Comparability Of Meteoric Water Lines: Daily, Monthly, Or Annual Data?

The stable isotopes of hydrogen (δ2H) and oxygen (δ18O) have been widely applied in hydrology. The equation relating δ2H to δ18O in precipitation, also defined as a meteoric water line, can provide a reference point for interpretation of stable isotopic compositions of a range of water samples in an area. Influenced by many spatial and meteorological factors, the slopes and intercepts of meteoric water lines vary depending on location.

It is not difficult to determine a meteoric water line using an ordinary least squares regression in Microsoft Excel or any other office software. However, is there any comparability of meteoric water lines based on different sampling frequencies?

For example, in a sampling site, there are 1000 rain hours during 200 events in 150 days of 11 months in one year, and we have isotope data for each rain hour. To determine a comparable meteoric water line, should we select 1000 original data, or precipitation weighted values using 200 event-based data, or 150 daily or 11 monthly data?

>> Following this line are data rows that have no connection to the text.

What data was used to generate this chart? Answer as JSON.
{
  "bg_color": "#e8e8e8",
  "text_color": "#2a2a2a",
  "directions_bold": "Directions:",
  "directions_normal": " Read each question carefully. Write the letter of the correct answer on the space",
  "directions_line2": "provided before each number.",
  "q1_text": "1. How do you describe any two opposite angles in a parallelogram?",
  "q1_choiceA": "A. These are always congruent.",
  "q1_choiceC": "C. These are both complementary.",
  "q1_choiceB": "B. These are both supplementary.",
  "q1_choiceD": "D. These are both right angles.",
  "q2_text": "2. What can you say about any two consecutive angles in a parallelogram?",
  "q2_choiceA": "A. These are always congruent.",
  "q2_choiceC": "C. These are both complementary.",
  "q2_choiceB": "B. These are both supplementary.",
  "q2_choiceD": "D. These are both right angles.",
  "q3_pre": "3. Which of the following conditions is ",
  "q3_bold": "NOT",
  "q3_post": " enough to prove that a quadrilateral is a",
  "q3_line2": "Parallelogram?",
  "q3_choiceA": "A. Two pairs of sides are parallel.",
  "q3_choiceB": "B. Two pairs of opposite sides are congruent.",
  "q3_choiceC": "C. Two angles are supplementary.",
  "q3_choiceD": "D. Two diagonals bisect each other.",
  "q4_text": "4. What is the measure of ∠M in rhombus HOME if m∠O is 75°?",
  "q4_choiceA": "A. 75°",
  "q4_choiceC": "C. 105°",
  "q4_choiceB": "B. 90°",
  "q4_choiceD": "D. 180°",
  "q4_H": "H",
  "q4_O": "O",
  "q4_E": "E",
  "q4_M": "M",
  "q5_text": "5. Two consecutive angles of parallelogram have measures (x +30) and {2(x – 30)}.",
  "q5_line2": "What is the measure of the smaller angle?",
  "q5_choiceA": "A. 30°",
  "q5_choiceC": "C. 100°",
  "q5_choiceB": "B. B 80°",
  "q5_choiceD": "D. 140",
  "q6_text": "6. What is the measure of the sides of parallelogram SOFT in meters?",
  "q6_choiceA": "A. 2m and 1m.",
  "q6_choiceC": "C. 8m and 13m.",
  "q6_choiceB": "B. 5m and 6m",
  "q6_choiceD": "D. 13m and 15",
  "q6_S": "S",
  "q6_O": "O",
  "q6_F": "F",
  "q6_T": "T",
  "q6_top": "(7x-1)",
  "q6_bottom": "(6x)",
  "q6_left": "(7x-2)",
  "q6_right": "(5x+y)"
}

During recent years, stable isotopes in event-based (and even minute-based) precipitation have been widely investigated, often based on sampling durations of approximately one or two years. In many studies, event-based data over a relatively short period is used directly to determine a meteoric water line and for comparison with meteoric water line using monthly data. The potential influence of irregular sample frequency or short duration is not always considered because of the limited data availability.

Shengjie Wang, associate professor of hydrology from Northwest Normal University, and collaborators focused on this question based on their network of stable isotopes in precipitation across the Tianshan Mountains in arid central Asia. Approximately 1000 event-based samples at 23 stations were taken into consideration using traditional and other regression methods, and the precipitation weighted approach was considered.

Generally, the use of precipitation weighting is important in arid areas. If we have only a short-term, event-based precipitation isotope record spanning, for example, a year, especially in an arid climate, the weighted regression can be considered as a strong alternative.

Meteoric water lines derived using a weighted regression with event-based data are generally consistent with applying traditional regression of ordinary least squares to monthly data. But this is less true for the more arid sites, where low event numbers mean that aggregation into monthly composites does not provide effective precipitation weighting.

In circumstances where only short-term datasets are available, there is a benefit to be gained by using event data rather than monthly data. A precipitation weighted regression using event-based data can provide a wider range of values to constrain the regression than using a small number of a monthly data point. However, the importance of capturing complete seasonal cycles still remains; therefore, meteoric water line regressions should only be applied to multiples of complete 12-month periods.

These findings are described in the article entitled Meteoric water lines in arid Central Asia using event-based and monthly data, recently published in the Journal of Hydrology. This work was conducted by Shengjie Wang and Mingjun Zhang from the Northwest Normal University, Catherine E. Hughes and Jagoda Crawford from the Australian Nuclear Science and Technology Organisation, and other collaborators.

References:

  1. Wang S, Zhang M, Hughes CE, Crawford J, Wang G, Chen F, Du M, Qiu X, Zhou S. (2018). Meteoric water lines in arid Central Asia using event-based and monthly data. Journal of Hydrology, 562, 435-445, https://dx.doi.org/10.1016/j.jhydrol.2018.05.034

About The Author

Shengjie Wang

Shengjie Wang is an associate professor of physical geography at the College of Geography and Environmental Science, Northwest Normal University, China. The underlying focus of his research agenda is on the application of stable water isotopes in hydrology and ecology across China as well as arid central Asia.